On Apr 12, 2019, at 5:24 AM, Johannes Berg johannes@sipsolutions.net wrote:
On Thu, 2019-04-11 at 01:32 +0200, Harald Welte wrote:
GSMTAP was designed as a format to encapsulate protocols normally not spoken over IP (such as classic GSM radio protocols, e.g. the Layer 2 LAPDm over GSM Um) inside an IP transport.
Sure, but wifi is also not spoken over IP, yet we don't encapsulate our 802.11 frames into IP to show them in wireshark :-)
That's just because the rpcap protocol hasn't been revved yet to handle the new create/set options/activate mechanism in libpcap to allow monitor-mode capturing, so you only get to see fake Ethernet frames. :-)
I.e., there's a split there between "capture" and "getting the packets from a capture delivered to you over an IP network".
Perhaps there should be a GSMTAP link-layer header type, so you can have a GSMTAP pcap file or GSMTAP interface in a pcapng file, combined with a more general "remote capture" mechanism in libpcap so that you could capture on gsmtap://host:port and capture from a host using the GSMTAP-over-UDP encapsulation - or capture using rpcap.

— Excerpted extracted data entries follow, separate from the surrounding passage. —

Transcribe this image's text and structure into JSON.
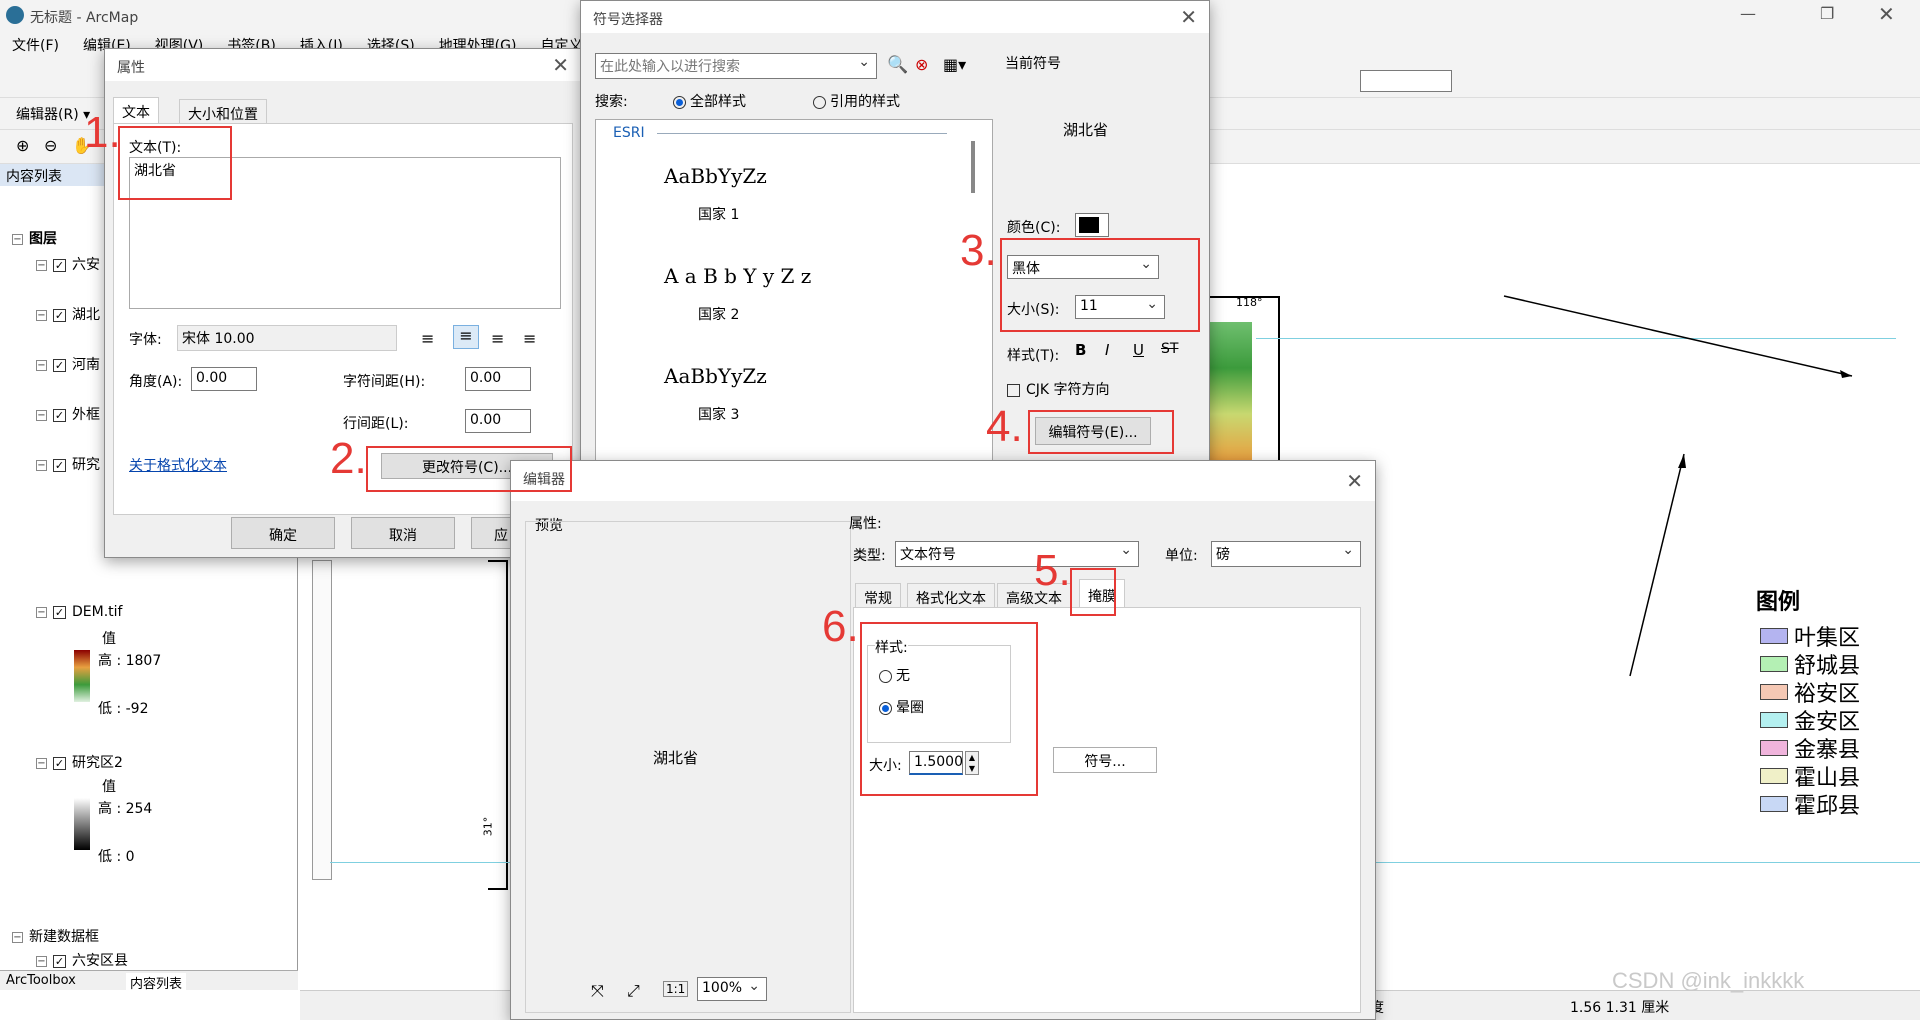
{
  "app": {
    "title": "无标题 - ArcMap"
  },
  "menu": [
    "文件(F)",
    "编辑(E)",
    "视图(V)",
    "书签(B)",
    "插入(I)",
    "选择(S)",
    "地理处理(G)",
    "自定义(C)"
  ],
  "toolbar": {
    "editor_label": "编辑器(R) ▾"
  },
  "toc": {
    "title": "内容列表",
    "layers_root": "图层",
    "items": [
      "六安",
      "湖北",
      "河南",
      "外框",
      "研究"
    ],
    "dem_label": "DEM.tif",
    "dem_value_label": "值",
    "dem_high": "高 : 1807",
    "dem_low": "低 : -92",
    "area2_label": "研究区2",
    "area2_value_label": "值",
    "area2_high": "高 : 254",
    "area2_low": "低 : 0",
    "new_frame": "新建数据框",
    "new_frame_child": "六安区县",
    "tab_toolbox": "ArcToolbox",
    "tab_toc": "内容列表"
  },
  "status": {
    "coords": "1.56  1.31 厘米",
    "unit": "度"
  },
  "legend": {
    "title": "图例",
    "items": [
      {
        "label": "叶集区",
        "color": "#b4b4f0"
      },
      {
        "label": "舒城县",
        "color": "#b4f0b4"
      },
      {
        "label": "裕安区",
        "color": "#f5c8b4"
      },
      {
        "label": "金安区",
        "color": "#b4f0f0"
      },
      {
        "label": "金寨县",
        "color": "#f0b4dc"
      },
      {
        "label": "霍山县",
        "color": "#f0f0c8"
      },
      {
        "label": "霍邱县",
        "color": "#c8d8f5"
      }
    ]
  },
  "map_labels": {
    "lon": "118°",
    "lat": "31°"
  },
  "props_dialog": {
    "title": "属性",
    "tabs": [
      "文本",
      "大小和位置"
    ],
    "text_label": "文本(T):",
    "text_value": "湖北省",
    "font_label": "字体:",
    "font_value": "宋体 10.00",
    "angle_label": "角度(A):",
    "angle_value": "0.00",
    "char_spacing_label": "字符间距(H):",
    "char_spacing_value": "0.00",
    "line_spacing_label": "行间距(L):",
    "line_spacing_value": "0.00",
    "about_link": "关于格式化文本",
    "change_symbol": "更改符号(C)...",
    "ok": "确定",
    "cancel": "取消",
    "apply": "应"
  },
  "symbol_dialog": {
    "title": "符号选择器",
    "search_placeholder": "在此处输入以进行搜索",
    "search_label": "搜索:",
    "all_styles": "全部样式",
    "ref_styles": "引用的样式",
    "group": "ESRI",
    "samples": [
      {
        "text": "AaBbYyZz",
        "name": "国家 1"
      },
      {
        "text": "A a B b Y y Z z",
        "name": "国家 2"
      },
      {
        "text": "AaBbYyZz",
        "name": "国家 3"
      }
    ],
    "current_label": "当前符号",
    "preview": "湖北省",
    "color_label": "颜色(C):",
    "font_value": "黑体",
    "size_label": "大小(S):",
    "size_value": "11",
    "style_label": "样式(T):",
    "cjk_label": "CJK 字符方向",
    "edit_button": "编辑符号(E)..."
  },
  "editor_dialog": {
    "title": "编辑器",
    "preview_label": "预览",
    "preview_text": "湖北省",
    "props_label": "属性:",
    "type_label": "类型:",
    "type_value": "文本符号",
    "unit_label": "单位:",
    "unit_value": "磅",
    "tabs": [
      "常规",
      "格式化文本",
      "高级文本",
      "掩膜"
    ],
    "style_group": "样式:",
    "opt_none": "无",
    "opt_halo": "晕圈",
    "size_label": "大小:",
    "size_value": "1.5000",
    "symbol_button": "符号...",
    "zoom_value": "100%",
    "zoom_fit": "1:1"
  },
  "steps": [
    "1.",
    "2.",
    "3.",
    "4.",
    "5.",
    "6."
  ],
  "watermark": "CSDN @ink_inkkkk"
}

No userspace source would ever be able to generate such data and stream it real-time into wireshark, would it? Sure, I can write pcap file with such ARPHDR_* values, but I could never do this in real-time. For many but not all use cases, that's really what it is: A vehicle to stream real-time non-IP protocol traces into wireshark so it can visualize the protocol traces.
I think you can pipe a stream into wireshark?
1) You could pipe into libpcap or otherwise have a way for a libpcap module to connect to a user space source and get packets from it.
2) You could pipe a pcap file into tcpdump/Wireshark/etc..
3) You could have an extcap program:
https://www.wireshark.org/docs/wsdg_html_chunked/ChCaptureExtcap.html
provide packets to Wireshark.
To me it feels like the wrong thing to actually make wireshark listen on "lo" or "eth0" or something to get data from the cellular that's (locally) generated by another application, but I guess that's only about how you think about it - and if it's not generated locally then that's an easy transport. I'm not sure it makes *sense* because then you need permissions to capture on the wired network etc.
Depending on how your system is set up:
$ ls -l /dev/bpf* crw-rw---- 1 root access_bpf 23, 0 Apr 10 22:57 /dev/bpf0 crw-rw---- 1 root access_bpf 23, 1 Apr 10 22:56 /dev/bpf1
...
and it could just be rw-rw-rw-. Perhaps other systems make it harder to grant capture privileges.
where you don't *really* need that for this stream
If there's a need for that, whatever provides the packets could impose that (by finding out the UID/GID of the other process if this is going over a UNIX-domain socket, at least on some UN*Xes, or by requiring a login if this is going over a network).